Does this sound familiar? Everything around you seems to be collapsing, and you don't know what to do next. You need to make multiple phone calls and answer urgent emails at the same time. Your time is limited, yet the pile of unsolved issues is constantly growing. You stay up later, foregoing sleep, because you’re awake rushing and trying to complete the tasks you didn’t get a chance to work on during the day. You feel like you’re on the edge and you ask yourself - yet again - what on earth you were thinking when you decided to become an event professional.
This experience is not unique. Most of us know how scarce time is when planning an event. Sometimes, timeline-related challenges may happen because of last-minute changes. However, most times, the root of all evil is poor management. Since we tend to be overly optimistic about the time we need to complete certain tasks, it’s so easy to fall behind schedule.
The planning fallacy theory explains why we are so bad at estimating timelines. As science educator Julia Galef explains, we systematically underestimate the amount of time we plan to spend on a given project. We can easily predict the time we need to go from home to work, or figure out the amount of time we need to make dinner. However, as Galef indicates, when it comes to a complex project that requires multiple steps, it’s almost impossible to know exactly how long it will take.
According to author and entrepreneur Kevin Van der Straeten, "In view of the fact that an event is subject to the constraints of time and resources, and also results in a very specific end product, it is not unreasonable to regard its organization as a project."
Considering this, here’s a list of steps you may follow to set up a stress-free timeline for your next event:
Step 1. Design an action roadmap for your event
As with any other team project, planning an event requires coherent management. That’s why it's important to create an extensive document that outlines each step both you and your team must take. To make it more comprehensive and user-friendly, you can categorize this roadmap using different concepts. For example, you can have categories such as program, attendees and speakers, catering, audiovisuals, marketing and promotion, website, etc. By writing down all the tasks your event involves and specifically designating someone to each action, you’ll be able to visualize the amount of work required for a successful planning.
Step 2. Estimate the time you need for every task
Although it can't be precise, since various tasks depend on third parties, indicate an estimate time you think each step will take. For example, how much time do you need to set up the event program? Or in how many days do you think you’ll have the event webpage up and running?
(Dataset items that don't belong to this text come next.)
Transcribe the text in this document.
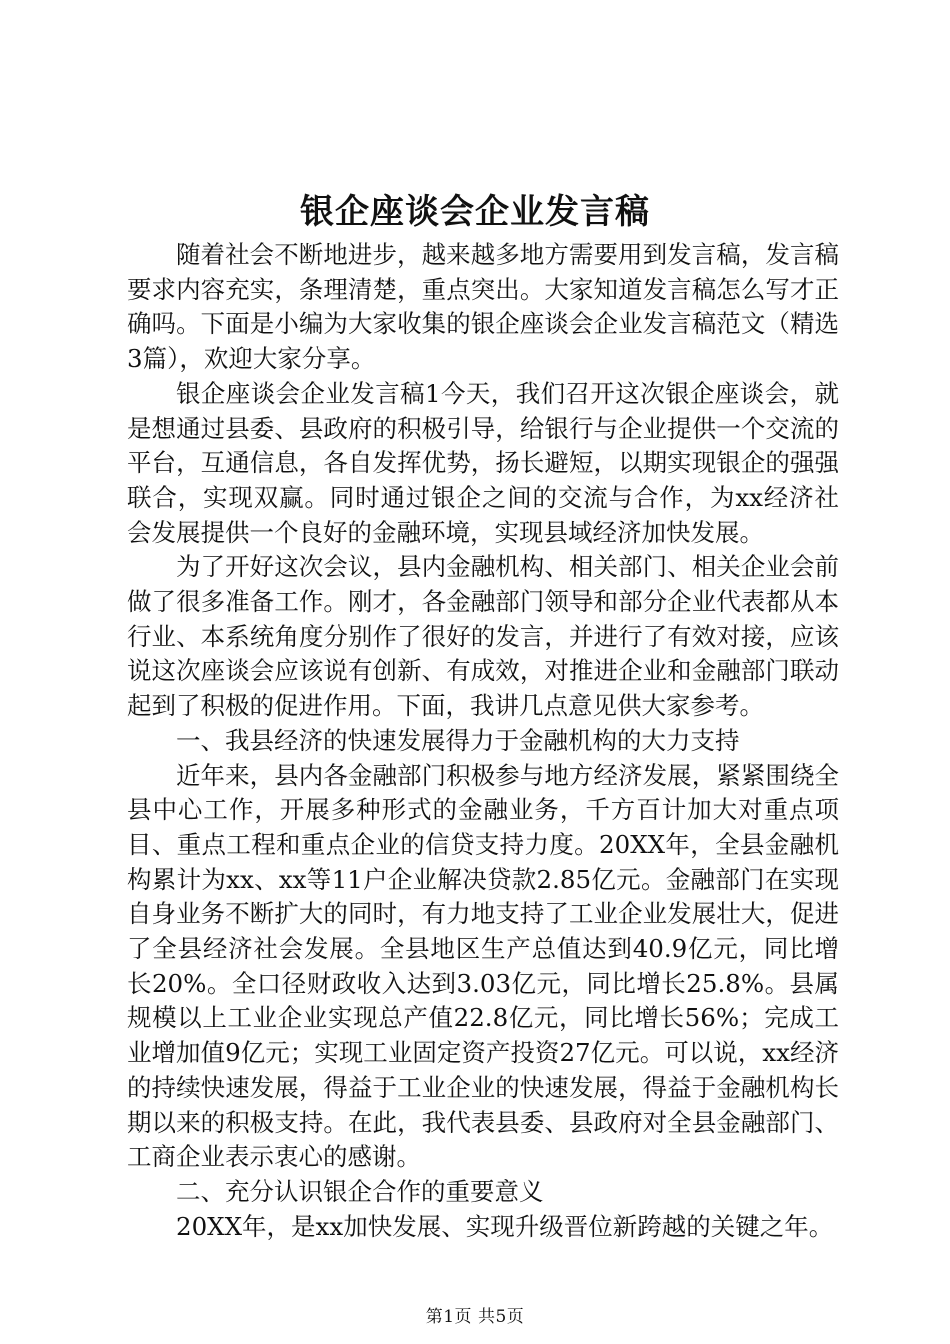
银企座谈会企业发言稿

随着社会不断地进步，越来越多地方需要用到发言稿，发言稿要求内容充实，条理清楚，重点突出。大家知道发言稿怎么写才正确吗。下面是小编为大家收集的银企座谈会企业发言稿范文（精选3篇），欢迎大家分享。

银企座谈会企业发言稿1今天，我们召开这次银企座谈会，就是想通过县委、县政府的积极引导，给银行与企业提供一个交流的平台，互通信息，各自发挥优势，扬长避短，以期实现银企的强强联合，实现双赢。同时通过银企之间的交流与合作，为xx经济社会发展提供一个良好的金融环境，实现县域经济加快发展。

为了开好这次会议，县内金融机构、相关部门、相关企业会前做了很多准备工作。刚才，各金融部门领导和部分企业代表都从本行业、本系统角度分别作了很好的发言，并进行了有效对接，应该说这次座谈会应该说有创新、有成效，对推进企业和金融部门联动起到了积极的促进作用。下面，我讲几点意见供大家参考。

一、我县经济的快速发展得力于金融机构的大力支持

近年来，县内各金融部门积极参与地方经济发展，紧紧围绕全县中心工作，开展多种形式的金融业务，千方百计加大对重点项目、重点工程和重点企业的信贷支持力度。20XX年，全县金融机构累计为xx、xx等11户企业解决贷款2.85亿元。金融部门在实现自身业务不断扩大的同时，有力地支持了工业企业发展壮大，促进了全县经济社会发展。全县地区生产总值达到40.9亿元，同比增长20%。全口径财政收入达到3.03亿元，同比增长25.8%。县属规模以上工业企业实现总产值22.8亿元，同比增长56%；完成工业增加值9亿元；实现工业固定资产投资27亿元。可以说，xx经济的持续快速发展，得益于工业企业的快速发展，得益于金融机构长期以来的积极支持。在此，我代表县委、县政府对全县金融部门、工商企业表示衷心的感谢。

二、充分认识银企合作的重要意义

20XX年，是xx加快发展、实现升级晋位新跨越的关键之年。

第1页 共5页
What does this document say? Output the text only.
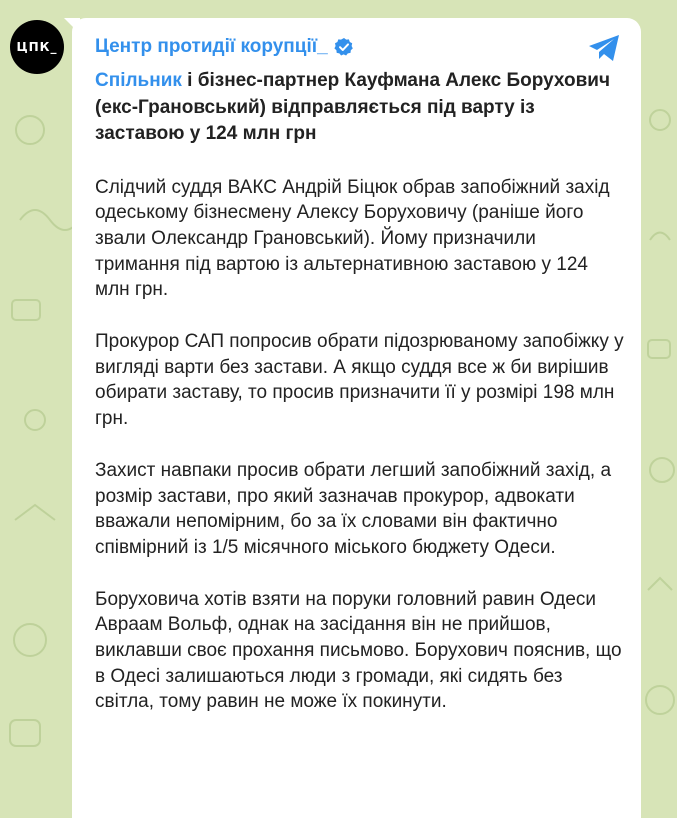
ЦПК_	Центр протидії корупції_
Спільник і бізнес-партнер Кауфмана Алекс Борухович (екс-Грановський) відправляється під варту із заставою у 124 млн грн
Слідчий суддя ВАКС Андрій Біцюк обрав запобіжний захід одеському бізнесмену Алексу Боруховичу (раніше його звали Олександр Грановський). Йому призначили тримання під вартою із альтернативною заставою у 124 млн грн.
Прокурор САП попросив обрати підозрюваному запобіжку у вигляді варти без застави. А якщо суддя все ж би вирішив обирати заставу, то просив призначити її у розмірі 198 млн грн.
Захист навпаки просив обрати легший запобіжний захід, а розмір застави, про який зазначав прокурор, адвокати вважали непомірним, бо за їх словами він фактично співмірний із 1/5 місячного міського бюджету Одеси.
Боруховича хотів взяти на поруки головний равин Одеси Авраам Вольф, однак на засідання він не прийшов, виклавши своє прохання письмово. Борухович пояснив, що в Одесі залишаються люди з громади, які сидять без світла, тому равин не може їх покинути.
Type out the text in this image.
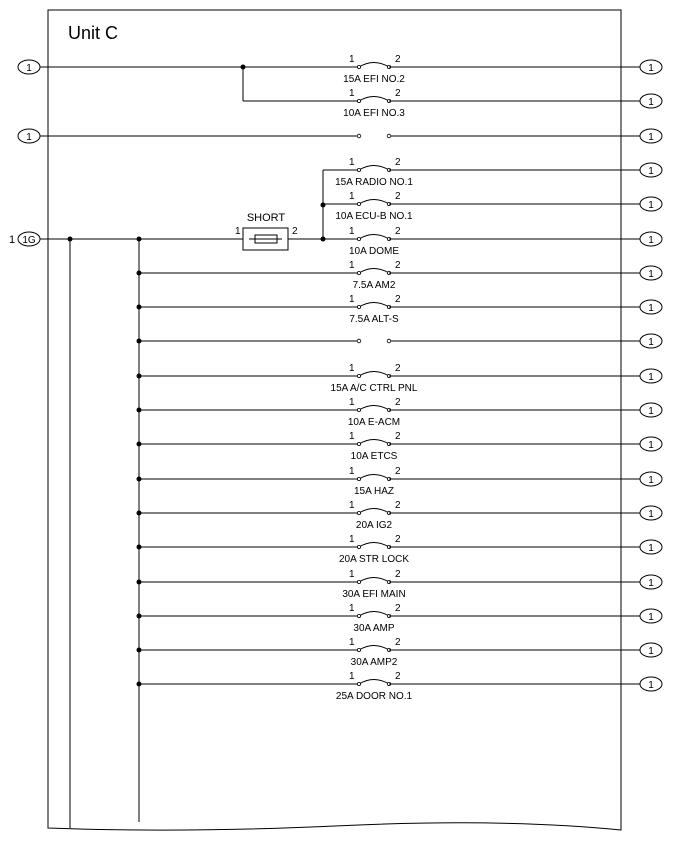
Unit C
1 1G
SHORT
1	2
1
1	2
15A EFI NO.2
1
1	2
10A EFI NO.3
1
1
1	2
15A RADIO NO.1
1
1	2
10A ECU-B NO.1
1
1	2
10A DOME
1
1	2
7.5A AM2
1
1	2
7.5A ALT-S
1
1
1	2
15A A/C CTRL PNL
1
1	2
10A E-ACM
1
1	2
10A ETCS
1
1	2
15A HAZ
1
1	2
20A IG2
1
1	2
20A STR LOCK
1
1	2
30A EFI MAIN
1
1	2
30A AMP
1
1	2
30A AMP2
1
1	2
25A DOOR NO.1
1
1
Write down the duration of each task and make a detailed plan of how you’ll distribute the work, considering the time you have.
Step 3. Confirm your deadlines with the event suppliers
If you’re working with event suppliers, it's important to confirm the timeline with them. Let's say you're printing an event booklet with the program. You outsourced the design to a freelancer and the printing to a different supplier. As you can understand, the printing may take some time, especially if there are some technical problems with the vectorial archive.
That’s why you should confirm with the freelancer the exact day of the product delivery. Then you can verify with the printing company how much time it needs to print a specific number of booklets. Always confirm with the event suppliers how much time they need to accomplish specific tasks. This will help you avoid unpleasant surprises.
Step 4. Include possible delays
You don't have full control over the workload. You have to depend on other people or event suppliers who can be late in delivering what you need (or in responding quickly to your emails). That's why it’s important to be aware of the delays you may have during the planning process.
Step 5. Validate the timeline with your event team
When designing the event timeline, always ask your employees or team members if they think the entire project is viable. After all, they are the ones who will be responsible for accomplishing the tasks you wrote down in the event management document. Apart from that, they might have a better idea of how long they’ll need to complete a certain action.
Call to action
Systematic and detailed planning is the key to a stress-free timeline. Make sure to set up an efficient planning process, and be sure to consider the time and the delays planning and marketing tasks will take. Apart from that, always be accountable for the evolution of the timeline. If some actions aren’t finished on time, you may want to put in extra effort or invest more resources into its completion.